Tony Richardson a su créer un langage cinématographique original, réussissant ainsi à franchir l'écueil de la morne, car trop fidèle, adaptation littéraire au cinéma.
Ainsi l'excellent montage de la scène finale où au long de sa course folle surgissent dans un vertige sensible des images-souvenirs, souvent traumatisantes et à forte charge significative, de visages grotesques et menaçants filmés en contre-plongées, d'agressions sonores hors-champ, de violence physique et sociale, ... ; les analepses simplement mais efficacement amenées afin d'expliquer l'origine du mal; les surprenants et "dédramatisants" accélérés inspirés du cinéma muet, accompagnés de bruitages comiques; etc... tous ces éléments concourent à justifier le talent et l'ingéniosité indéniables du cinéaste.

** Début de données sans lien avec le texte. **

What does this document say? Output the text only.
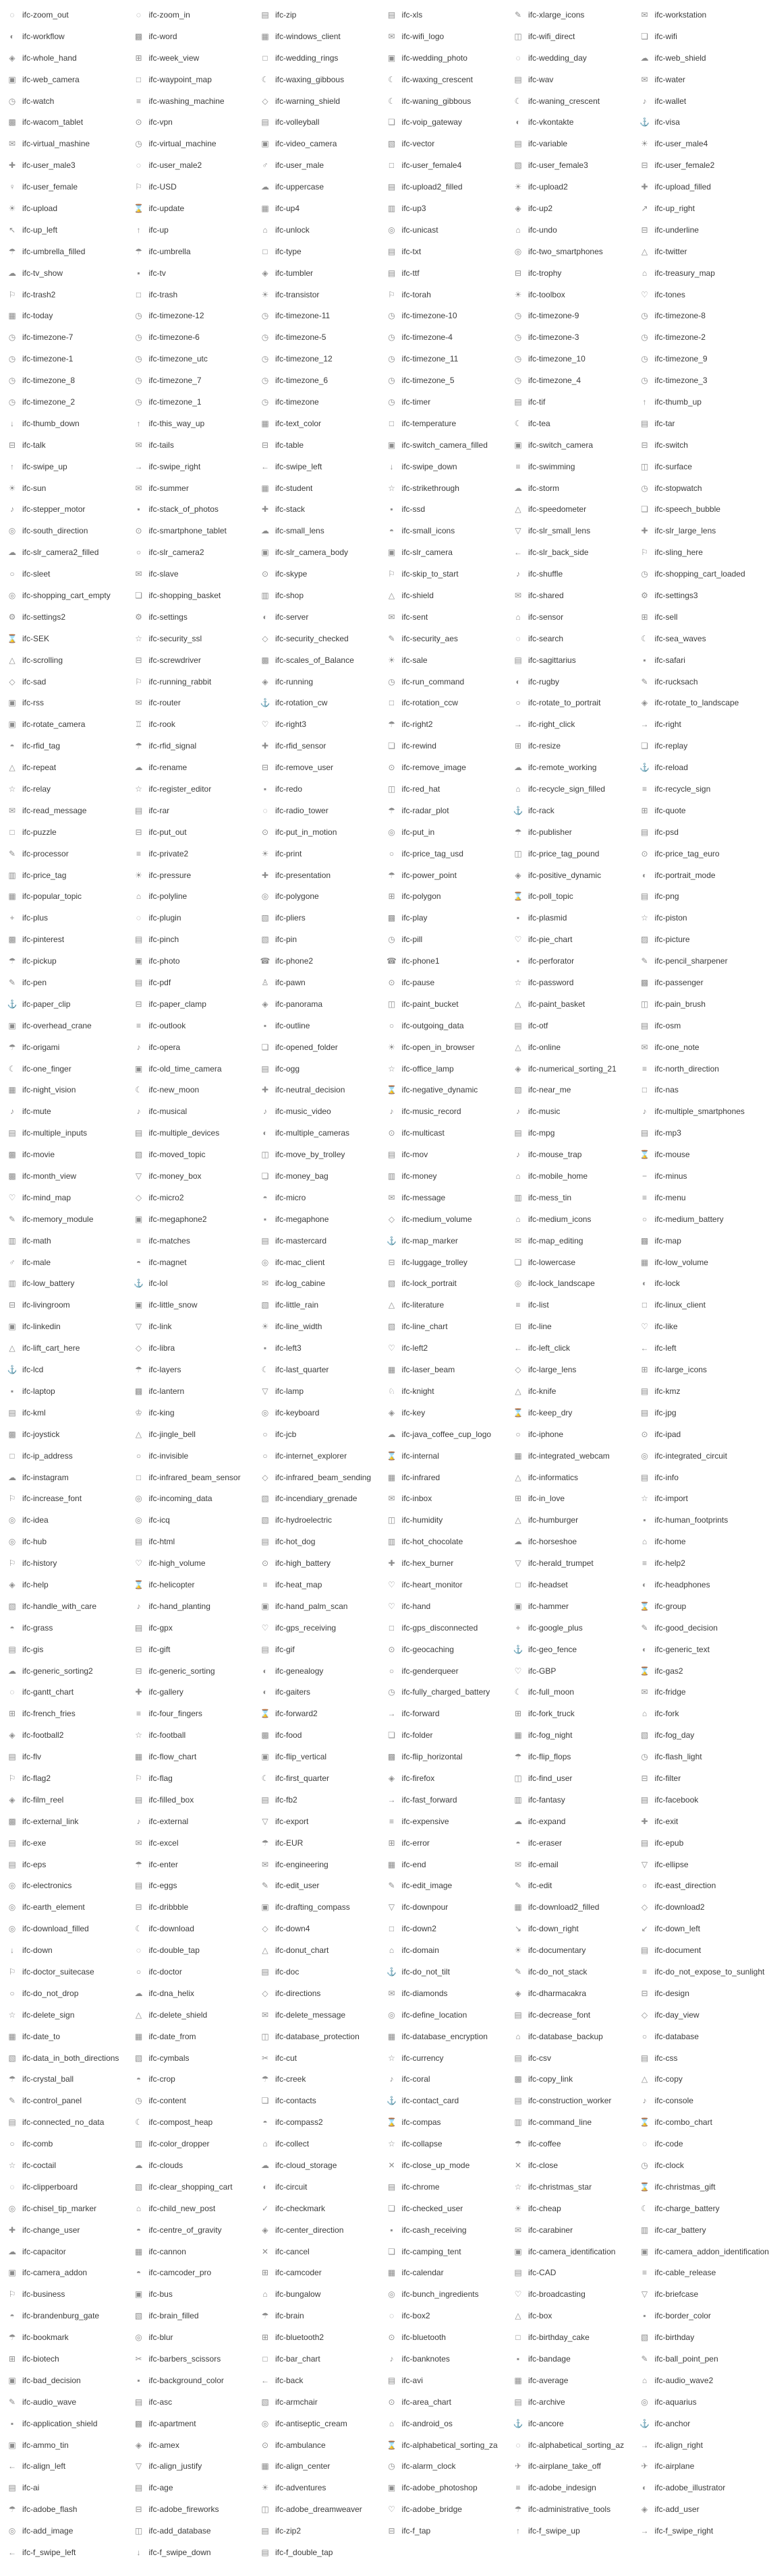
◌ ifc-zoom_out	◌ ifc-zoom_in	▤ ifc-zip	▤ ifc-xls	✎ ifc-xlarge_icons	✉ ifc-workstation
◐ ifc-workflow	▩ ifc-word	▦ ifc-windows_client	✉ ifc-wifi_logo	◫ ifc-wifi_direct	❏ ifc-wifi
◈ ifc-whole_hand	⊞ ifc-week_view	□ ifc-wedding_rings	▣ ifc-wedding_photo	◌ ifc-wedding_day	☁ ifc-web_shield
▣ ifc-web_camera	□ ifc-waypoint_map	☾ ifc-waxing_gibbous	☾ ifc-waxing_crescent	▤ ifc-wav	✉ ifc-water
◷ ifc-watch	≡ ifc-washing_machine	◇ ifc-warning_shield	☾ ifc-waning_gibbous	☾ ifc-waning_crescent	♪	ifc-wallet
▩ ifc-wacom_tablet	⊙ ifc-vpn	▤ ifc-volleyball	❏ ifc-voip_gateway	◐ ifc-vkontakte	⚓ ifc-visa
✉ ifc-virtual_mashine	◷ ifc-virtual_machine	▣ ifc-video_camera	▧ ifc-vector	▤ ifc-variable	☀ ifc-user_male4
✚ ifc-user_male3	◌ ifc-user_male2	♂ ifc-user_male	□ ifc-user_female4	▧ ifc-user_female3	⊟ ifc-user_female2
♀ ifc-user_female	⚐ ifc-USD	☁ ifc-uppercase	▤ ifc-upload2_filled	☀ ifc-upload2	✚ ifc-upload_filled
☀ ifc-upload	⌛ ifc-update	▦ ifc-up4	▥ ifc-up3	◈ ifc-up2	↗ ifc-up_right
↖ ifc-up_left	↑	ifc-up	⌂ ifc-unlock	◎ ifc-unicast	⌂ ifc-undo	⊟ ifc-underline
☂ ifc-umbrella_filled	☂ ifc-umbrella	□ ifc-type	▤ ifc-txt	◎ ifc-two_smartphones	△ ifc-twitter
☁ ifc-tv_show	▪	ifc-tv	◈ ifc-tumbler	▤ ifc-ttf	⊟ ifc-trophy	⌂ ifc-treasury_map
⚐ ifc-trash2	□ ifc-trash	☀ ifc-transistor	⚐ ifc-torah	☀ ifc-toolbox	♡ ifc-tones
▦ ifc-today	◷ ifc-timezone-12	◷ ifc-timezone-11	◷ ifc-timezone-10	◷ ifc-timezone-9	◷ ifc-timezone-8
◷ ifc-timezone-7	◷ ifc-timezone-6	◷ ifc-timezone-5	◷ ifc-timezone-4	◷ ifc-timezone-3	◷ ifc-timezone-2
◷ ifc-timezone-1	◷ ifc-timezone_utc	◷ ifc-timezone_12	◷ ifc-timezone_11	◷ ifc-timezone_10	◷ ifc-timezone_9
◷ ifc-timezone_8	◷ ifc-timezone_7	◷ ifc-timezone_6	◷ ifc-timezone_5	◷ ifc-timezone_4	◷ ifc-timezone_3
◷ ifc-timezone_2	◷ ifc-timezone_1	◷ ifc-timezone	◷ ifc-timer	▤ ifc-tif	↑	ifc-thumb_up
↓	ifc-thumb_down	↑	ifc-this_way_up	▦ ifc-text_color	□ ifc-temperature	☾ ifc-tea	▤ ifc-tar
⊟ ifc-talk	✉ ifc-tails	⊟ ifc-table	▣ ifc-switch_camera_filled	▣ ifc-switch_camera	⊟ ifc-switch
↑	ifc-swipe_up	→ ifc-swipe_right	← ifc-swipe_left	↓	ifc-swipe_down	≡ ifc-swimming	◫ ifc-surface
☀ ifc-sun	✉ ifc-summer	▦ ifc-student	☆ ifc-strikethrough	☁ ifc-storm	◷ ifc-stopwatch
♪	ifc-stepper_motor	▪	ifc-stack_of_photos	✚ ifc-stack	▪	ifc-ssd	△ ifc-speedometer	❏ ifc-speech_bubble
◎ ifc-south_direction	⊙ ifc-smartphone_tablet	☁ ifc-small_lens	◓ ifc-small_icons	▽ ifc-slr_small_lens	✚ ifc-slr_large_lens
☁ ifc-slr_camera2_filled	○ ifc-slr_camera2	▣ ifc-slr_camera_body	▣ ifc-slr_camera	← ifc-slr_back_side	⚐ ifc-sling_here
○ ifc-sleet	✉ ifc-slave	⊙ ifc-skype	⚐ ifc-skip_to_start	♪	ifc-shuffle	◷ ifc-shopping_cart_loaded
◎ ifc-shopping_cart_empty	❏ ifc-shopping_basket	▥ ifc-shop	△ ifc-shield	✉ ifc-shared	⚙ ifc-settings3
⚙ ifc-settings2	⚙ ifc-settings	◐ ifc-server	✉ ifc-sent	⌂ ifc-sensor	⊞ ifc-sell
⌛ ifc-SEK	☆ ifc-security_ssl	◇ ifc-security_checked	✎ ifc-security_aes	◌ ifc-search	☾ ifc-sea_waves
△ ifc-scrolling	⊟ ifc-screwdriver	▩ ifc-scales_of_Balance	☀ ifc-sale	▤ ifc-sagittarius	▪	ifc-safari
◇ ifc-sad	⚐ ifc-running_rabbit	◈ ifc-running	◷ ifc-run_command	◐ ifc-rugby	✎ ifc-rucksach
▣ ifc-rss	✉ ifc-router	⚓ ifc-rotation_cw	□ ifc-rotation_ccw	○ ifc-rotate_to_portrait	◈ ifc-rotate_to_landscape
▣ ifc-rotate_camera	♖ ifc-rook	♡ ifc-right3	☂ ifc-right2	→ ifc-right_click	→ ifc-right
◓ ifc-rfid_tag	☂ ifc-rfid_signal	✚ ifc-rfid_sensor	❏ ifc-rewind	⊞ ifc-resize	❏ ifc-replay
△ ifc-repeat	☁ ifc-rename	⊟ ifc-remove_user	⊙ ifc-remove_image	☁ ifc-remote_working	⚓ ifc-reload
☆ ifc-relay	☆ ifc-register_editor	▪	ifc-redo	◫ ifc-red_hat	⌂ ifc-recycle_sign_filled	≡ ifc-recycle_sign
✉ ifc-read_message	▤ ifc-rar	◌ ifc-radio_tower	☂ ifc-radar_plot	⚓ ifc-rack	⊞ ifc-quote
□ ifc-puzzle	⊟ ifc-put_out	⊙ ifc-put_in_motion	◎ ifc-put_in	☂ ifc-publisher	▤ ifc-psd
✎ ifc-processor	≡ ifc-private2	☀ ifc-print	○ ifc-price_tag_usd	◫ ifc-price_tag_pound	⊙ ifc-price_tag_euro
▥ ifc-price_tag	☀ ifc-pressure	✚ ifc-presentation	☂ ifc-power_point	◈ ifc-positive_dynamic	◐ ifc-portrait_mode
▦ ifc-popular_topic	⌂ ifc-polyline	◎ ifc-polygone	⊞ ifc-polygon	⌛ ifc-poll_topic	▤ ifc-png
+ ifc-plus	◌ ifc-plugin	▧ ifc-pliers	▩ ifc-play	▪	ifc-plasmid	☆ ifc-piston
▩ ifc-pinterest	▤ ifc-pinch	▧ ifc-pin	◷ ifc-pill	♡ ifc-pie_chart	▨ ifc-picture
☂ ifc-pickup	▣ ifc-photo	☎ ifc-phone2	☎ ifc-phone1	▪	ifc-perforator	✎ ifc-pencil_sharpener
✎ ifc-pen	▤ ifc-pdf	♙ ifc-pawn	⊙ ifc-pause	☆ ifc-password	▩ ifc-passenger
⚓ ifc-paper_clip	⊟ ifc-paper_clamp	◈ ifc-panorama	◫ ifc-paint_bucket	△ ifc-paint_basket	◫ ifc-pain_brush
▣ ifc-overhead_crane	≡ ifc-outlook	▪	ifc-outline	○ ifc-outgoing_data	▤ ifc-otf	▤ ifc-osm
☂ ifc-origami	♪	ifc-opera	❏ ifc-opened_folder	☀ ifc-open_in_browser	△ ifc-online	✉ ifc-one_note
☾ ifc-one_finger	▣ ifc-old_time_camera	▤ ifc-ogg	☆ ifc-office_lamp	◈ ifc-numerical_sorting_21	≡ ifc-north_direction
▦ ifc-night_vision	☾ ifc-new_moon	✚ ifc-neutral_decision	⌛ ifc-negative_dynamic	▧ ifc-near_me	□ ifc-nas
♪	ifc-mute	♪	ifc-musical	♪	ifc-music_video	♪	ifc-music_record	♪	ifc-music	♪	ifc-multiple_smartphones
▤ ifc-multiple_inputs	▤ ifc-multiple_devices	◐ ifc-multiple_cameras	⊙ ifc-multicast	▤ ifc-mpg	▤ ifc-mp3
▩ ifc-movie	▧ ifc-moved_topic	◫ ifc-move_by_trolley	▤ ifc-mov	♪	ifc-mouse_trap	⌛ ifc-mouse
▩ ifc-month_view	▽ ifc-money_box	❏ ifc-money_bag	▥ ifc-money	⌂ ifc-mobile_home	− ifc-minus
♡ ifc-mind_map	◇ ifc-micro2	◓ ifc-micro	✉ ifc-message	▥ ifc-mess_tin	≡ ifc-menu
✎ ifc-memory_module	▣ ifc-megaphone2	▪	ifc-megaphone	◇ ifc-medium_volume	⌂ ifc-medium_icons	○ ifc-medium_battery
▥ ifc-math	≡ ifc-matches	▤ ifc-mastercard	⚓ ifc-map_marker	✉ ifc-map_editing	▩ ifc-map
♂ ifc-male	◓ ifc-magnet	◎ ifc-mac_client	⊟ ifc-luggage_trolley	❏ ifc-lowercase	▦ ifc-low_volume
▥ ifc-low_battery	⚓ ifc-lol	✉ ifc-log_cabine	▧ ifc-lock_portrait	◎ ifc-lock_landscape	◐ ifc-lock
⊟ ifc-livingroom	▣ ifc-little_snow	▧ ifc-little_rain	△ ifc-literature	≡ ifc-list	□ ifc-linux_client
▣ ifc-linkedin	▽ ifc-link	☀ ifc-line_width	▧ ifc-line_chart	⊟ ifc-line	♡ ifc-like
△ ifc-lift_cart_here	◇ ifc-libra	▪	ifc-left3	♡ ifc-left2	← ifc-left_click	← ifc-left
⚓ ifc-lcd	☂ ifc-layers	☾ ifc-last_quarter	▦ ifc-laser_beam	◇ ifc-large_lens	⊞ ifc-large_icons
▪	ifc-laptop	▩ ifc-lantern	▽ ifc-lamp	♘ ifc-knight	△ ifc-knife	▤ ifc-kmz
▤ ifc-kml	♔ ifc-king	◎ ifc-keyboard	◈ ifc-key	⌛ ifc-keep_dry	▤ ifc-jpg
▩ ifc-joystick	△ ifc-jingle_bell	○ ifc-jcb	☁ ifc-java_coffee_cup_logo	○ ifc-iphone	⊙ ifc-ipad
□ ifc-ip_address	○ ifc-invisible	○ ifc-internet_explorer	⌛ ifc-internal	▦ ifc-integrated_webcam	◎ ifc-integrated_circuit
☁ ifc-instagram	□ ifc-infrared_beam_sensor	◇ ifc-infrared_beam_sending ▦ ifc-infrared	△ ifc-informatics	▤ ifc-info
⚐ ifc-increase_font	◎ ifc-incoming_data	▧ ifc-incendiary_grenade	✉ ifc-inbox	⊞ ifc-in_love	☆ ifc-import
◎ ifc-idea	◎ ifc-icq	▧ ifc-hydroelectric	◫ ifc-humidity	△ ifc-humburger	▪	ifc-human_footprints
◎ ifc-hub	▤ ifc-html	▤ ifc-hot_dog	▥ ifc-hot_chocolate	☁ ifc-horseshoe	⌂ ifc-home
⚐ ifc-history	♡ ifc-high_volume	⊙ ifc-high_battery	✚ ifc-hex_burner	▽ ifc-herald_trumpet	≡ ifc-help2
◈ ifc-help	⌛ ifc-helicopter	≡ ifc-heat_map	♡ ifc-heart_monitor	□ ifc-headset	◐ ifc-headphones
▧ ifc-handle_with_care	♪	ifc-hand_planting	▣ ifc-hand_palm_scan	♡ ifc-hand	▣ ifc-hammer	⌛ ifc-group
◓ ifc-grass	▤ ifc-gpx	♡ ifc-gps_receiving	□ ifc-gps_disconnected	+ ifc-google_plus	✎ ifc-good_decision
▤ ifc-gis	⊟ ifc-gift	▤ ifc-gif	⊙ ifc-geocaching	⚓ ifc-geo_fence	◐ ifc-generic_text
☁ ifc-generic_sorting2	⊟ ifc-generic_sorting	◐ ifc-genealogy	○ ifc-genderqueer	♡ ifc-GBP	⌛ ifc-gas2
◌ ifc-gantt_chart	✚ ifc-gallery	◐ ifc-gaiters	◷ ifc-fully_charged_battery	☾ ifc-full_moon	✉ ifc-fridge
⊞ ifc-french_fries	≡ ifc-four_fingers	⌛ ifc-forward2	→ ifc-forward	⊞ ifc-fork_truck	⌂ ifc-fork
◈ ifc-football2	☆ ifc-football	▩ ifc-food	❏ ifc-folder	▦ ifc-fog_night	▧ ifc-fog_day
▤ ifc-flv	▦ ifc-flow_chart	▣ ifc-flip_vertical	▩ ifc-flip_horizontal	☂ ifc-flip_flops	◷ ifc-flash_light
⚐ ifc-flag2	⚐ ifc-flag	☾ ifc-first_quarter	◈ ifc-firefox	◫ ifc-find_user	⊟ ifc-filter
◈ ifc-film_reel	▤ ifc-filled_box	▤ ifc-fb2	→ ifc-fast_forward	▥ ifc-fantasy	▤ ifc-facebook
▩ ifc-external_link	♪	ifc-external	▽ ifc-export	≡ ifc-expensive	☁ ifc-expand	✚ ifc-exit
▤ ifc-exe	✉ ifc-excel	☂ ifc-EUR	⊞ ifc-error	◓ ifc-eraser	▤ ifc-epub
▤ ifc-eps	☂ ifc-enter	✉ ifc-engineering	▦ ifc-end	✉ ifc-email	▽ ifc-ellipse
◎ ifc-electronics	▤ ifc-eggs	✎ ifc-edit_user	✎ ifc-edit_image	✎ ifc-edit	○ ifc-east_direction
◎ ifc-earth_element	⊟ ifc-dribbble	▣ ifc-drafting_compass	▽ ifc-downpour	▦ ifc-download2_filled	◇ ifc-download2
◎ ifc-download_filled	☾ ifc-download	◇ ifc-down4	□ ifc-down2	↘ ifc-down_right	↙ ifc-down_left
↓	ifc-down	◌ ifc-double_tap	△ ifc-donut_chart	⌂ ifc-domain	☀ ifc-documentary	▤ ifc-document
⚐ ifc-doctor_suitecase	○ ifc-doctor	▤ ifc-doc	⚓ ifc-do_not_tilt	✎ ifc-do_not_stack	≡ ifc-do_not_expose_to_sunlight
○ ifc-do_not_drop	☁ ifc-dna_helix	◇ ifc-directions	✉ ifc-diamonds	◈ ifc-dharmacakra	⊟ ifc-design
☆ ifc-delete_sign	△ ifc-delete_shield	✉ ifc-delete_message	◎ ifc-define_location	▤ ifc-decrease_font	◇ ifc-day_view
▦ ifc-date_to	▦ ifc-date_from	◫ ifc-database_protection	▦ ifc-database_encryption	⌂ ifc-database_backup	○ ifc-database
▧ ifc-data_in_both_directions ▧ ifc-cymbals	✂ ifc-cut	☆ ifc-currency	▤ ifc-csv	▤ ifc-css
☂ ifc-crystal_ball	◓ ifc-crop	☂ ifc-creek	♪	ifc-coral	▩ ifc-copy_link	△ ifc-copy
✎ ifc-control_panel	◷ ifc-content	❏ ifc-contacts	⚓ ifc-contact_card	▤ ifc-construction_worker	♪	ifc-console
▤ ifc-connected_no_data	☾ ifc-compost_heap	◓ ifc-compass2	⌛ ifc-compas	▥ ifc-command_line	⌛ ifc-combo_chart
○ ifc-comb	▥ ifc-color_dropper	⌂ ifc-collect	☆ ifc-collapse	☂ ifc-coffee	◌ ifc-code
☆ ifc-coctail	☁ ifc-clouds	☁ ifc-cloud_storage	✕ ifc-close_up_mode	✕ ifc-close	◷ ifc-clock
◌ ifc-clipperboard	▧ ifc-clear_shopping_cart	◐ ifc-circuit	▤ ifc-chrome	☆ ifc-christmas_star	⌛ ifc-christmas_gift
◎ ifc-chisel_tip_marker	⌂ ifc-child_new_post	✓ ifc-checkmark	❏ ifc-checked_user	☀ ifc-cheap	☾ ifc-charge_battery
✚ ifc-change_user	◓ ifc-centre_of_gravity	◈ ifc-center_direction	▪	ifc-cash_receiving	✉ ifc-carabiner	▥ ifc-car_battery
☁ ifc-capacitor	▦ ifc-cannon	✕ ifc-cancel	❏ ifc-camping_tent	▣ ifc-camera_identification	▣ ifc-camera_addon_identification
▣ ifc-camera_addon	◓ ifc-camcoder_pro	⊞ ifc-camcoder	▦ ifc-calendar	▤ ifc-CAD	≡ ifc-cable_release
⚐ ifc-business	▣ ifc-bus	⌂ ifc-bungalow	◎ ifc-bunch_ingredients	♡ ifc-broadcasting	▽ ifc-briefcase
◓ ifc-brandenburg_gate	▧ ifc-brain_filled	☂ ifc-brain	◌ ifc-box2	△ ifc-box	▪	ifc-border_color
☂ ifc-bookmark	◎ ifc-blur	⊞ ifc-bluetooth2	⊙ ifc-bluetooth	□ ifc-birthday_cake	▧ ifc-birthday
⊞ ifc-biotech	✂ ifc-barbers_scissors	□ ifc-bar_chart	♪	ifc-banknotes	▪	ifc-bandage	✎ ifc-ball_point_pen
▣ ifc-bad_decision	▪	ifc-background_color	← ifc-back	▤ ifc-avi	▦ ifc-average	⌂ ifc-audio_wave2
✎ ifc-audio_wave	▤ ifc-asc	▧ ifc-armchair	⊙ ifc-area_chart	▤ ifc-archive	◎ ifc-aquarius
▪	ifc-application_shield	▩ ifc-apartment	◎ ifc-antiseptic_cream	⌂ ifc-android_os	⚓ ifc-ancore	⚓ ifc-anchor
▣ ifc-ammo_tin	◈ ifc-amex	⊙ ifc-ambulance	⌛ ifc-alphabetical_sorting_za	◌ ifc-alphabetical_sorting_az → ifc-align_right
← ifc-align_left	▽ ifc-align_justify	▦ ifc-align_center	◷ ifc-alarm_clock	✈ ifc-airplane_take_off	✈ ifc-airplane
▤ ifc-ai	▤ ifc-age	☀ ifc-adventures	▣ ifc-adobe_photoshop	≡ ifc-adobe_indesign	◐ ifc-adobe_illustrator
☂ ifc-adobe_flash	⊟ ifc-adobe_fireworks	◫ ifc-adobe_dreamweaver	♡ ifc-adobe_bridge	☂ ifc-administrative_tools	◈ ifc-add_user
◎ ifc-add_image	◫ ifc-add_database	▤ ifc-zip2	⊟ ifc-f_tap	↑	ifc-f_swipe_up	→ ifc-f_swipe_right
← ifc-f_swipe_left	↓	ifc-f_swipe_down	▤ ifc-f_double_tap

Cependant, même si la superbe scène finale est riche de significations et démontre la complexité existentielle (quel projet de vie choisir?) où se trouve ce fils d'ouvrier, pris en pleine lutte des classes dans le dilemme: s'extraire de sa misère sociale ou franchir la ligne qui le sépare de la bourgeoisie et de ses mirages matériels; devenir lui-même ou s'effacer au profit du groupe; rester fidèle à son passé ou oser l'avenir; le reste du film pâtit d'une réflexion assez stéréotypée, de flashbacks parfois trop longs venant briser la fluidité diégétique sous prétexte de brosser un portrait détaillé du personnage, mais hélas plutôt caricatural - tout du moins, pour nous, lointains descendants de la civilisation industrielle, déjà dépassée dans notre course effrénée vers un futur sans mémoire.